Other layers: there are several convolution kernels (also called filters) between layers. When the feature map (channel) of the upper layer is convolved with each convolution kernel, a feature map of the next layer will be generated. With N convolution kernels, N Feather Maps (i.e., N output channels) are generated in the lower layer.

 

(3) Convolution layer

Many convolution architectures start with an external convolution unit that maps the channel RGB input image to a series of internal filters. In a deep learning framework, this code might look like this:

 

Out_1 = Conv2d (input = image, filter = 32, kernel_size = (3, 3), strides = (1, 1))

relu_out=relu(out_1)

Pool_out = MaxPool (relu_out kernel_size = (2, 2), strides = 2)

 

For one input image, 32 filters are used, each with a size of 3X3 and a step size of 1.

The following diagram can be used to show all the operations in the code snippet above:

 

In the figure above, each of the 32 filters (i.e., filter-1, filter-2…) It actually contains a set of three two-dimensional cores (WT-R, WT-G, and WT-B, i.e., depth of 3). Each of these two-dimensional cores is saved as the red (R), green (G), and blue (B) channels in the input image, respectively.

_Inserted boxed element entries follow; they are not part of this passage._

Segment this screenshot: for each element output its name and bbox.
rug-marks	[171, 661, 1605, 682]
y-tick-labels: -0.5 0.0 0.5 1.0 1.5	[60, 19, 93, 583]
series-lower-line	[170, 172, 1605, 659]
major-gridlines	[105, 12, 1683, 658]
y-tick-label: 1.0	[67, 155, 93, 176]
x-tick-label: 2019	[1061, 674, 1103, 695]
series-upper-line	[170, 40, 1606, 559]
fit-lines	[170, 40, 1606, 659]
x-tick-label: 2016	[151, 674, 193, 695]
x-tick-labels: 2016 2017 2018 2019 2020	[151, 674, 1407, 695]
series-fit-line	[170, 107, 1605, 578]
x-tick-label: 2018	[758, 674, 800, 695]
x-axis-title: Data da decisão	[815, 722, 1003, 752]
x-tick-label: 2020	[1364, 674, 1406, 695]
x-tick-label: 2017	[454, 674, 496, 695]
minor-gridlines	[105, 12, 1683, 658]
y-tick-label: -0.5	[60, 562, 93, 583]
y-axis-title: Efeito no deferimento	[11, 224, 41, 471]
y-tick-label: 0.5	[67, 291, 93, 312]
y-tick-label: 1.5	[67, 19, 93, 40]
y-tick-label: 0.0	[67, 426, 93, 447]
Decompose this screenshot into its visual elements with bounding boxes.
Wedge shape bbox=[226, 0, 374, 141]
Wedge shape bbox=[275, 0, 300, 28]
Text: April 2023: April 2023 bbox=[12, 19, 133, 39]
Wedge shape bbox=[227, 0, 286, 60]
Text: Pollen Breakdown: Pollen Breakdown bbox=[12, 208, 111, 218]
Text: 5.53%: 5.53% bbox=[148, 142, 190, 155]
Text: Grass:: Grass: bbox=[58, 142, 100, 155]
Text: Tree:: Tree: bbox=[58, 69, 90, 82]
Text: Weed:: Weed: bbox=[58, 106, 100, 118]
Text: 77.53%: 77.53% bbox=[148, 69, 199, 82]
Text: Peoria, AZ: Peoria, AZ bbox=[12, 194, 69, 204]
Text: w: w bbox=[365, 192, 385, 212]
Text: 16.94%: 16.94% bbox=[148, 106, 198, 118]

During forward propagation, the R, G, and B pixel values in the input image are multiplied by wT-R, WT-G, and WT-B cores, respectively, to produce a Intermittent activation map (not shown). The output of the three cores is then added, resulting in one Activation for each filter, a total of 32.

Each of these activation maps is then governed by the ReLu function, which eventually runs to the maximum pooling layer (or not), which is responsible for reducing the dimension of the output activation map (which can be understood as reducing the length X width, note the step size used here is 2). Finally, we get a group of 32 active maps, whose dimension is half of the input image (i.e., 32 feature maps obtained, each feature map size is only half of the input image).

The output from the convolution layer is often used as the input to the subsequent convolution layer. Therefore, if our second convolution unit is as follows:

 

Conv_out_2 = Conv2d (input = relu_out, filters = 64)

 

There are 64 filters in this convolution unit, and each filter uses a group of 32 unique kernels (each kernel corresponds to the channel of a feature map output by the previous convolution layer, 32 feature maps require 32 kernels, i.e., the depth is 32).

The calculation process of Conv2d() convolution function with relatively simple parameters can be referred to:

Blog.csdn.net/weixin_4194…

 

(4) Batch Normalization

But there is a lot of Normalization in data. There is a lot of Normalization in data. There is a lot of Normalization in data.